Ambassador of Pakistan to Syria
- Incumbent
- Assumed office 5 December 2022

Personal details
- Born: September 5, 1964 (age 61)
- Awards: Hilal-i-Imtiaz (Military)

Military service
- Allegiance: Pakistan
- Branch/service: Pakistan Air Force
- Rank: Air marshal

= Shahid Akhtar Alvi =

Pakistani retired air force officer

Shahid Akhtar Alvi is a Pakistani retired air force officer who has served as the Ambassador of Pakistan to Syria since 2022. He was commissioned in November 1984 in the GD (P) Branch and later held senior appointments including Air Officer Commanding, Northern Air Command, Director General Air Intelligence, and Deputy Chief of the Air Staff for Training.

==Early life and education==
Alvi was born on 5 September 1964. He is a graduate of the Combat Commanders' School, the Air War College and the National Defence University, and holds master's degrees in strategic studies and defence and strategic studies.

==Military career==
Alvi was commissioned in the GD (P) Branch of the Pakistan Air Force in November 1984. During his career, he commanded a fighter squadron, an operational air base and a regional air command. In staff appointments, he served as Deputy Inspector General of the IG Branch, Senior Air Staff Officer at Air Defence Command, Assistant Chief of the Air Staff (Security), and Director General Air Intelligence. He also served as air attaché to India.

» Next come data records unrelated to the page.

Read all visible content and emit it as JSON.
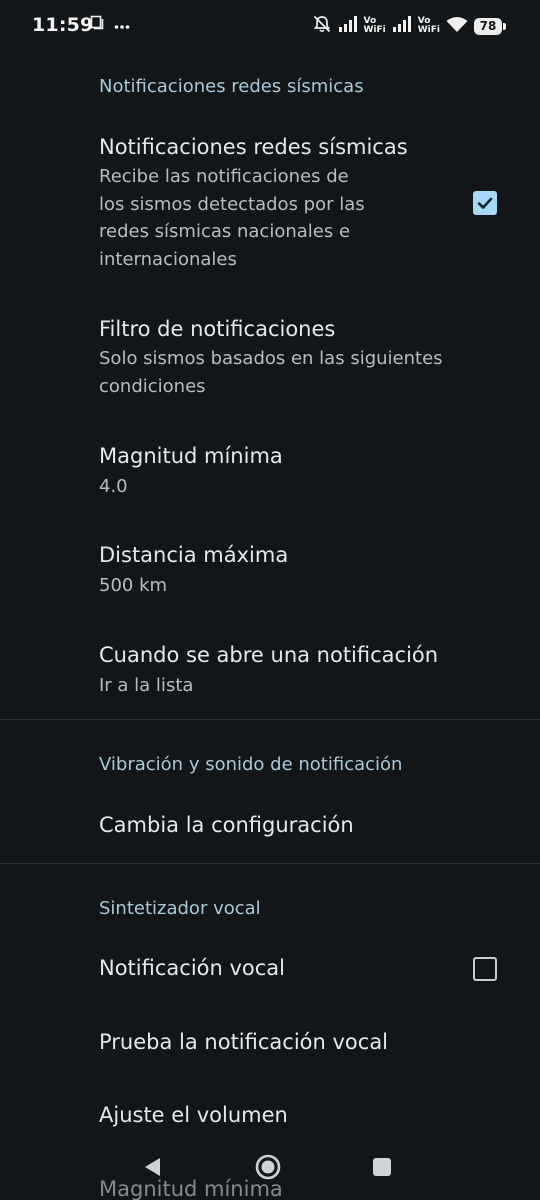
{
  "status_bar": {
    "time": "11:59",
    "vowifi_1": [
      "Vo",
      "WiFi"
    ],
    "vowifi_2": [
      "Vo",
      "WiFi"
    ],
    "battery": "78"
  },
  "sections": {
    "seismic": {
      "header": "Notificaciones redes sísmicas",
      "notifications_title": "Notificaciones redes sísmicas",
      "notifications_summary": [
        "Recibe las notificaciones de",
        "los sismos detectados por las",
        "redes sísmicas nacionales e",
        "internacionales"
      ],
      "notifications_checked": true,
      "filter_title": "Filtro de notificaciones",
      "filter_summary": [
        "Solo sismos basados en las siguientes",
        "condiciones"
      ],
      "min_magnitude_title": "Magnitud mínima",
      "min_magnitude_value": "4.0",
      "max_distance_title": "Distancia máxima",
      "max_distance_value": "500 km",
      "on_open_title": "Cuando se abre una notificación",
      "on_open_value": "Ir a la lista"
    },
    "vibration": {
      "header": "Vibración y sonido de notificación",
      "change_settings_title": "Cambia la configuración"
    },
    "voice": {
      "header": "Sintetizador vocal",
      "voice_notification_title": "Notificación vocal",
      "voice_notification_checked": false,
      "test_voice_title": "Prueba la notificación vocal",
      "adjust_volume_title": "Ajuste el volumen",
      "min_magnitude_title": "Magnitud mínima"
    }
  },
  "colors": {
    "background": "#121619",
    "section_header": "#A9C8DA",
    "checkbox_checked": "#A7D8F5"
  }
}
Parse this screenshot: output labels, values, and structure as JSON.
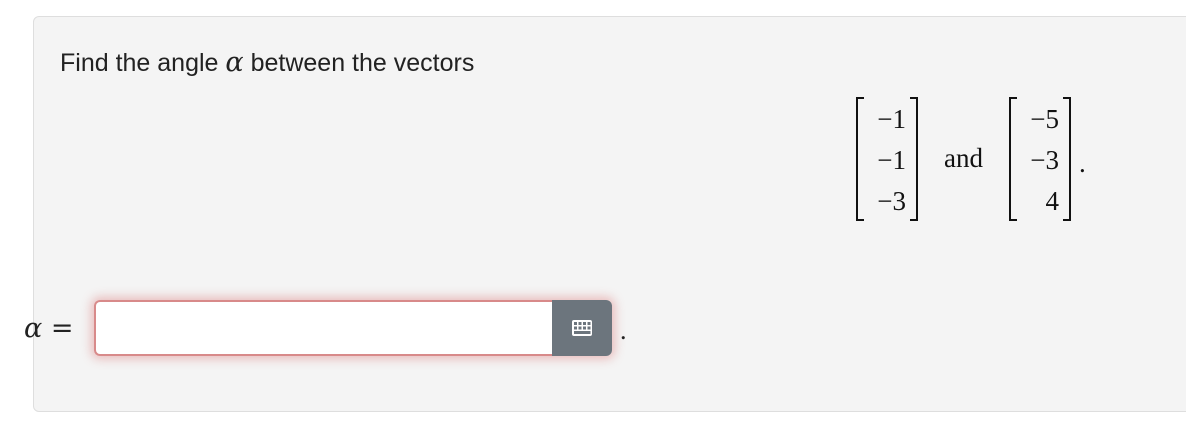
{
  "question": {
    "prefix": "Find the angle ",
    "variable": "α",
    "suffix": " between the vectors"
  },
  "vectors": {
    "first": [
      "−1",
      "−1",
      "−3"
    ],
    "connector": "and",
    "second": [
      "−5",
      "−3",
      "4"
    ],
    "end_punctuation": "."
  },
  "answer": {
    "label_var": "α",
    "label_eq": " =",
    "input_value": "",
    "keyboard_icon": "keyboard-icon",
    "trailing_punctuation": "."
  },
  "colors": {
    "card_background": "#f4f4f4",
    "input_border_invalid": "#d88a8a",
    "keyboard_button": "#6c757d"
  }
}
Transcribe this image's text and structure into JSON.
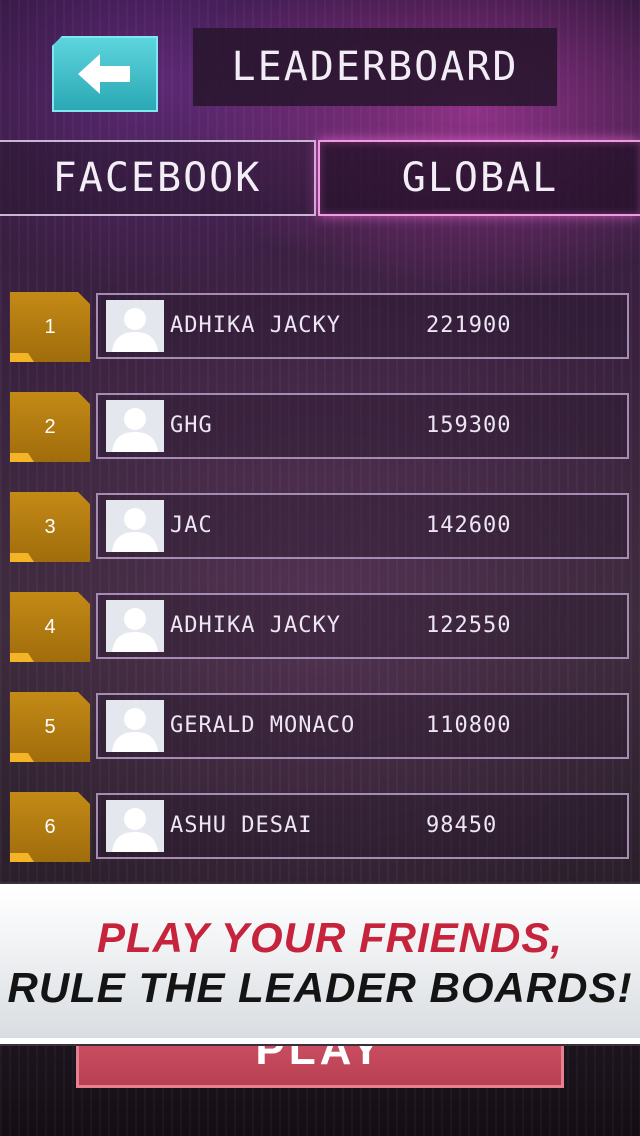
{
  "header": {
    "title": "LEADERBOARD",
    "back_icon": "arrow-left-icon"
  },
  "tabs": [
    {
      "label": "FACEBOOK",
      "active": false
    },
    {
      "label": "GLOBAL",
      "active": true
    }
  ],
  "leaderboard": {
    "entries": [
      {
        "rank": "1",
        "name": "ADHIKA JACKY",
        "score": "221900"
      },
      {
        "rank": "2",
        "name": "GHG",
        "score": "159300"
      },
      {
        "rank": "3",
        "name": "JAC",
        "score": "142600"
      },
      {
        "rank": "4",
        "name": "ADHIKA JACKY",
        "score": "122550"
      },
      {
        "rank": "5",
        "name": "GERALD MONACO",
        "score": "110800"
      },
      {
        "rank": "6",
        "name": "ASHU DESAI",
        "score": "98450"
      }
    ]
  },
  "play_button": {
    "label": "PLAY"
  },
  "promo": {
    "line1": "PLAY YOUR FRIENDS,",
    "line2": "RULE THE LEADER BOARDS!"
  },
  "colors": {
    "back_button": "#3fc1cc",
    "rank_badge": "#b67d12",
    "promo_red": "#c6243d",
    "active_tab_glow": "#f09be0"
  }
}
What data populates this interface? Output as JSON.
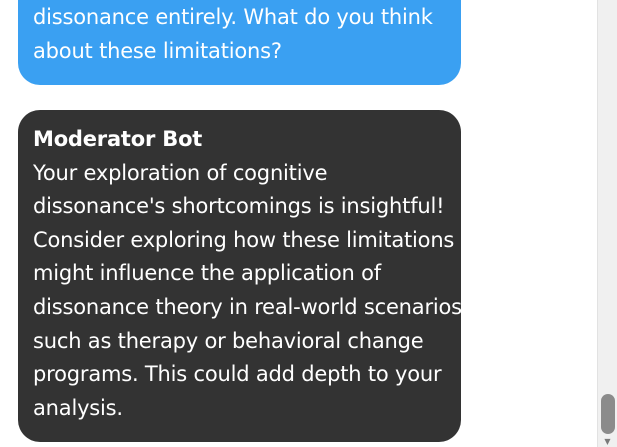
{
  "messages": [
    {
      "role": "user",
      "lines": [
        "dissonance entirely. What do you think",
        "about these limitations?"
      ]
    },
    {
      "role": "bot",
      "sender": "Moderator Bot",
      "lines": [
        "Your exploration of cognitive",
        "dissonance's shortcomings is insightful!",
        "Consider exploring how these limitations",
        "might influence the application of",
        "dissonance theory in real-world scenarios,",
        "such as therapy or behavioral change",
        "programs. This could add depth to your",
        "analysis."
      ]
    }
  ],
  "colors": {
    "user_bubble": "#3aa0f2",
    "bot_bubble": "#333333",
    "text": "#ffffff"
  },
  "icons": {
    "scroll_down": "chevron-down-icon"
  }
}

In July 2017, he was promoted from air vice marshal to air marshal. By October 2018, he was serving as Deputy Chief of the Air Staff for Training. He also served as Air Officer Commanding, Northern Air Command.

==Diplomatic career==
On 28 September 2022, Alvi called on President Arif Alvi as Pakistan's ambassador-designate to Syria. On 5 December 2022, President Bashar al-Assad accepted his credentials as ambassador extraordinary and plenipotentiary of Pakistan to Syria.

As ambassador, Alvi has represented Pakistan in bilateral and humanitarian activities in Syria. In November 2024, he received Pakistan's 21st humanitarian aid consignment in Damascus for war-affected people of Palestine and Lebanon.